There's no question that if teaching is ever to become fully professionalized, then teachers need to be evaluated on results. Across the nation, we're making progress, but we rarely seem to be discussing the most important issues about using (or not) test score data in teacher assessments.
Granted, over the last several days, teacher evaluation news from New York City has revealed the gross lack of trust that exists between district and union leaders. And, from most media accounts, it seems that district administrators believe that teachers don't want to be accountable, while union leaders think that school managers just seek to fire more expensive and vocal classroom practitioners more easily.
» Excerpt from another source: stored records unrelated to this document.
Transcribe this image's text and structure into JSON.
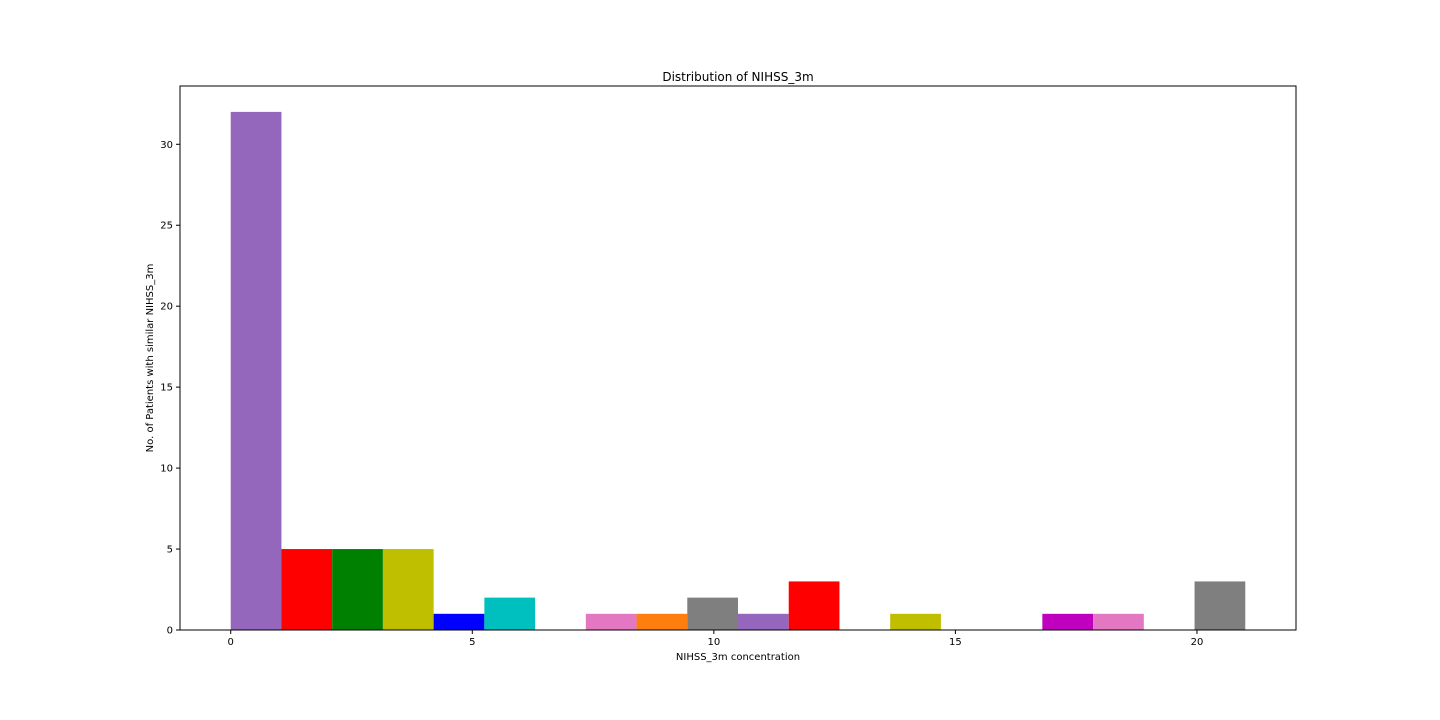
{
  "chart_data": {
    "type": "bar",
    "title": "Distribution of NIHSS_3m",
    "xlabel": "NIHSS_3m concentration",
    "ylabel": "No. of Patients with similar NIHSS_3m",
    "xlim": [
      -1.05,
      22.05
    ],
    "ylim": [
      0,
      33.6
    ],
    "bar_width": 1.05,
    "x_ticks": [
      0,
      5,
      10,
      15,
      20
    ],
    "y_ticks": [
      0,
      5,
      10,
      15,
      20,
      25,
      30
    ],
    "bars": [
      {
        "x": 0,
        "value": 32,
        "color": "#9467bd"
      },
      {
        "x": 1.05,
        "value": 5,
        "color": "#ff0000"
      },
      {
        "x": 2.1,
        "value": 5,
        "color": "#008000"
      },
      {
        "x": 3.15,
        "value": 5,
        "color": "#bfbf00"
      },
      {
        "x": 4.2,
        "value": 1,
        "color": "#0000ff"
      },
      {
        "x": 5.25,
        "value": 2,
        "color": "#00bfbf"
      },
      {
        "x": 7.35,
        "value": 1,
        "color": "#e377c2"
      },
      {
        "x": 8.4,
        "value": 1,
        "color": "#ff7f0e"
      },
      {
        "x": 9.45,
        "value": 2,
        "color": "#7f7f7f"
      },
      {
        "x": 10.5,
        "value": 1,
        "color": "#9467bd"
      },
      {
        "x": 11.55,
        "value": 3,
        "color": "#ff0000"
      },
      {
        "x": 13.65,
        "value": 1,
        "color": "#bfbf00"
      },
      {
        "x": 16.8,
        "value": 1,
        "color": "#bf00bf"
      },
      {
        "x": 17.85,
        "value": 1,
        "color": "#e377c2"
      },
      {
        "x": 19.95,
        "value": 3,
        "color": "#7f7f7f"
      }
    ]
  }
}
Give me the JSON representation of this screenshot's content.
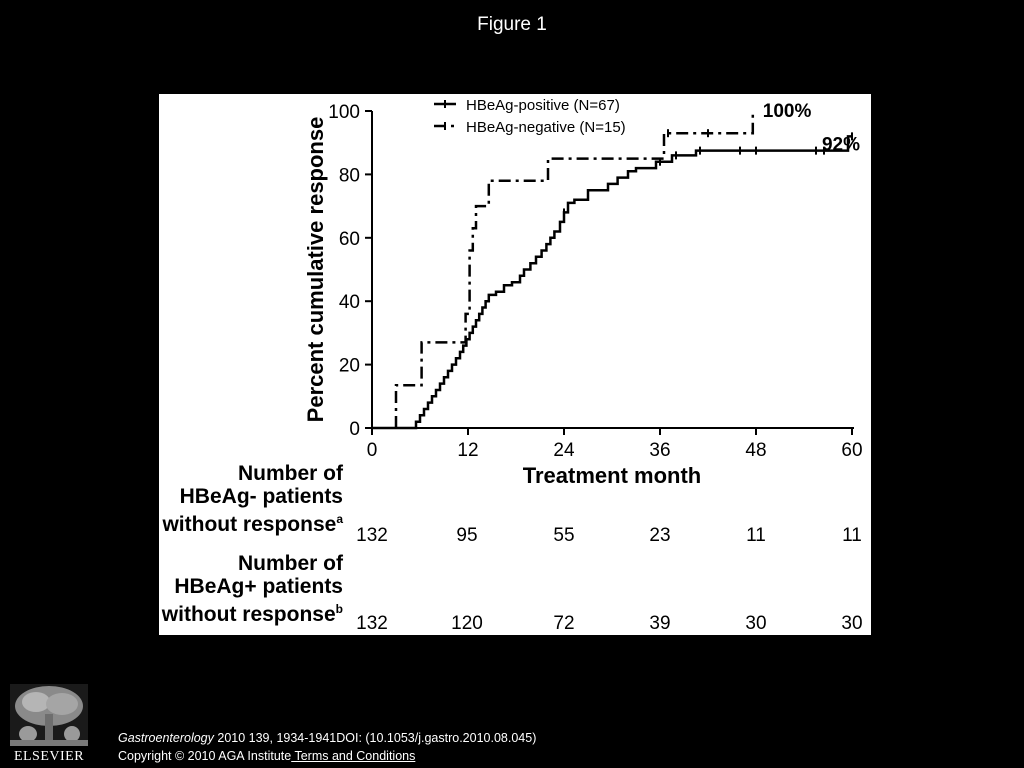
{
  "slide": {
    "title": "Figure 1"
  },
  "chart_data": {
    "type": "line",
    "xlabel": "Treatment month",
    "ylabel": "Percent cumulative response",
    "xlim": [
      0,
      60
    ],
    "ylim": [
      0,
      100
    ],
    "x_ticks": [
      "0",
      "12",
      "24",
      "36",
      "48",
      "60"
    ],
    "y_ticks": [
      "0",
      "20",
      "40",
      "60",
      "80",
      "100"
    ],
    "legend_position": "top-left",
    "series": [
      {
        "name": "HBeAg-positive (N=67)",
        "style": "solid",
        "end_label": "92%",
        "points": [
          [
            0,
            0
          ],
          [
            5.5,
            0
          ],
          [
            5.5,
            2
          ],
          [
            6,
            2
          ],
          [
            6,
            4
          ],
          [
            6.5,
            4
          ],
          [
            6.5,
            6
          ],
          [
            7,
            6
          ],
          [
            7,
            8
          ],
          [
            7.5,
            8
          ],
          [
            7.5,
            10
          ],
          [
            8,
            10
          ],
          [
            8,
            12
          ],
          [
            8.5,
            12
          ],
          [
            8.5,
            14
          ],
          [
            9,
            14
          ],
          [
            9,
            16
          ],
          [
            9.5,
            16
          ],
          [
            9.5,
            18
          ],
          [
            10,
            18
          ],
          [
            10,
            20
          ],
          [
            10.5,
            20
          ],
          [
            10.5,
            22
          ],
          [
            11,
            22
          ],
          [
            11,
            24
          ],
          [
            11.4,
            24
          ],
          [
            11.4,
            26
          ],
          [
            11.8,
            26
          ],
          [
            11.8,
            28
          ],
          [
            12.2,
            28
          ],
          [
            12.2,
            30
          ],
          [
            12.6,
            30
          ],
          [
            12.6,
            32
          ],
          [
            13,
            32
          ],
          [
            13,
            34
          ],
          [
            13.4,
            34
          ],
          [
            13.4,
            36
          ],
          [
            13.8,
            36
          ],
          [
            13.8,
            38
          ],
          [
            14.2,
            38
          ],
          [
            14.2,
            40
          ],
          [
            14.6,
            40
          ],
          [
            14.6,
            42
          ],
          [
            15.5,
            42
          ],
          [
            15.5,
            43
          ],
          [
            16.5,
            43
          ],
          [
            16.5,
            45
          ],
          [
            17.5,
            45
          ],
          [
            17.5,
            46
          ],
          [
            18.5,
            46
          ],
          [
            18.5,
            48
          ],
          [
            19,
            48
          ],
          [
            19,
            50
          ],
          [
            19.8,
            50
          ],
          [
            19.8,
            52
          ],
          [
            20.5,
            52
          ],
          [
            20.5,
            54
          ],
          [
            21.2,
            54
          ],
          [
            21.2,
            56
          ],
          [
            21.8,
            56
          ],
          [
            21.8,
            58
          ],
          [
            22.3,
            58
          ],
          [
            22.3,
            60
          ],
          [
            22.8,
            60
          ],
          [
            22.8,
            62
          ],
          [
            23.5,
            62
          ],
          [
            23.5,
            65
          ],
          [
            24,
            65
          ],
          [
            24,
            68
          ],
          [
            24.5,
            68
          ],
          [
            24.5,
            71
          ],
          [
            25.3,
            71
          ],
          [
            25.3,
            72
          ],
          [
            27,
            72
          ],
          [
            27,
            75
          ],
          [
            29.5,
            75
          ],
          [
            29.5,
            77
          ],
          [
            30.7,
            77
          ],
          [
            30.7,
            79
          ],
          [
            32,
            79
          ],
          [
            32,
            81
          ],
          [
            33,
            81
          ],
          [
            33,
            82
          ],
          [
            35.5,
            82
          ],
          [
            35.5,
            84
          ],
          [
            37.5,
            84
          ],
          [
            37.5,
            86
          ],
          [
            40.5,
            86
          ],
          [
            40.5,
            87.5
          ],
          [
            59.5,
            87.5
          ],
          [
            59.5,
            92
          ],
          [
            60,
            92
          ]
        ]
      },
      {
        "name": "HBeAg-negative (N=15)",
        "style": "dash-dot",
        "end_label": "100%",
        "points": [
          [
            3,
            0
          ],
          [
            3,
            13.5
          ],
          [
            6.2,
            13.5
          ],
          [
            6.2,
            27
          ],
          [
            11.7,
            27
          ],
          [
            11.7,
            36
          ],
          [
            12.2,
            36
          ],
          [
            12.2,
            56
          ],
          [
            12.6,
            56
          ],
          [
            12.6,
            63
          ],
          [
            13,
            63
          ],
          [
            13,
            70
          ],
          [
            14.6,
            70
          ],
          [
            14.6,
            78
          ],
          [
            22,
            78
          ],
          [
            22,
            85
          ],
          [
            36.5,
            85
          ],
          [
            36.5,
            93
          ],
          [
            47.6,
            93
          ],
          [
            47.6,
            100
          ]
        ]
      }
    ],
    "censor_ticks": [
      {
        "series": 0,
        "x": [
          24,
          36,
          38,
          41,
          46,
          48,
          55.5,
          56.5,
          60
        ]
      },
      {
        "series": 1,
        "x": [
          37,
          42
        ]
      }
    ]
  },
  "risk_table": {
    "rows": [
      {
        "label_lines": [
          "Number of",
          "HBeAg- patients",
          "without response"
        ],
        "superscript": "a",
        "values": [
          "132",
          "95",
          "55",
          "23",
          "11",
          "11"
        ]
      },
      {
        "label_lines": [
          "Number of",
          "HBeAg+ patients",
          "without response"
        ],
        "superscript": "b",
        "values": [
          "132",
          "120",
          "72",
          "39",
          "30",
          "30"
        ]
      }
    ]
  },
  "footer": {
    "journal": "Gastroenterology",
    "citation": " 2010 139, 1934-1941DOI: (10.1053/j.gastro.2010.08.045)",
    "copyright": "Copyright © 2010 AGA Institute",
    "link": " Terms and Conditions"
  },
  "logo": {
    "wordmark": "ELSEVIER",
    "icon": "tree-logo-icon"
  }
}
However, I want to suggest three issues that deserve more attention if we want our public school system to create the kind of results-oriented teacher evaluation system that students deserve:
- Standardized tests can provide important information to policymakers as well as parents and educators, but researchers have shown that most items on multiple-choice exams are instructionally insensitive, i.e., student performance does not differ much for which teachers have taught a topic and those for which they have not.
- Value-added methods, while offering a much-needed tool to isolate individual teacher effects, depend on random assignment of students, but this is virtually impossible to achieve.
- Statistical tools can control for extraneous variables such as poverty, school resources, and class size, but can't account for other important factors—such as whether students get after-school tutoring, whether teachers collaborate with colleagues, and what working conditions teachers experience.
These are serious matters that can confound researchers’ efforts to accurately identify who teaches effectively or not. Teaching is complex work—and as confirmed by the recent MET study—cannot be reduced to a single number. More than 20 years ago Brian Rowan, using data from the U.S. Department of Labor, analyzed the nature of teachers' work in comparison to other occupations and concluded that “teaching is a complex form of work that requires high levels of formal knowledge for successful performance.” Reformers often ignore the scholarship of yesterday.
But one education leader, Jerry Weast, did not, and his record in forging teacher evaluation reform in Montgomery County, Maryland, is a model for how administrators and union leaders should proceed. I was able to hear Jerry tell his story, in just a few minutes at recent meeting of the Asia Society in Seattle, which had assembled small teams of education leaders from nine cities, including those in Asia, Australia, and North America.
In his brief remarks, Jerry told of how he built trust with teachers over twelve years. He explained several specifics of their Peer Assistance and Review (PAR) program, which has been documented extensively by the Harvard Graduate School of Education and is part of a larger set of “deep changes.” Montgomery County is a large, diverse school district of over 140,000 students and 9,300 teachers. Jerry made it clear that “we never could have developed a results-oriented system of teacher evaluation without our union—they became the best judge of pedagogical performance.”
In fact, while Jerry noted that over 500 teachers were dismissed over a decade as a result of PAR (about ten times more when only administrators conducted evaluations), the real benefit has been “all the support” now provided to those who teach. And behind PAR is the district’s Professional Growth System that includes incentives to help teachers pursue the rigorous process of obtaining National Board certification. “Our approach to teacher evalution,” Jerry reminded us, “was built on stability and a long-term commitment to a coherent strategy.”
All this matters for student achievement. In 2010, when Jerry left the district, Montgomery County had the highest high school graduation rate—83 percent—of any large school system in the nation. The gap between white and Hispanic students reaching proficiency in third-grade reading narrowed from 43 percent in 2003 to just 12 percent in 2009; the black-white gap narrowed from 35 percent to 15 percent.
Trust matters. And so do teacher evaluation systems that respect the complexity of teaching.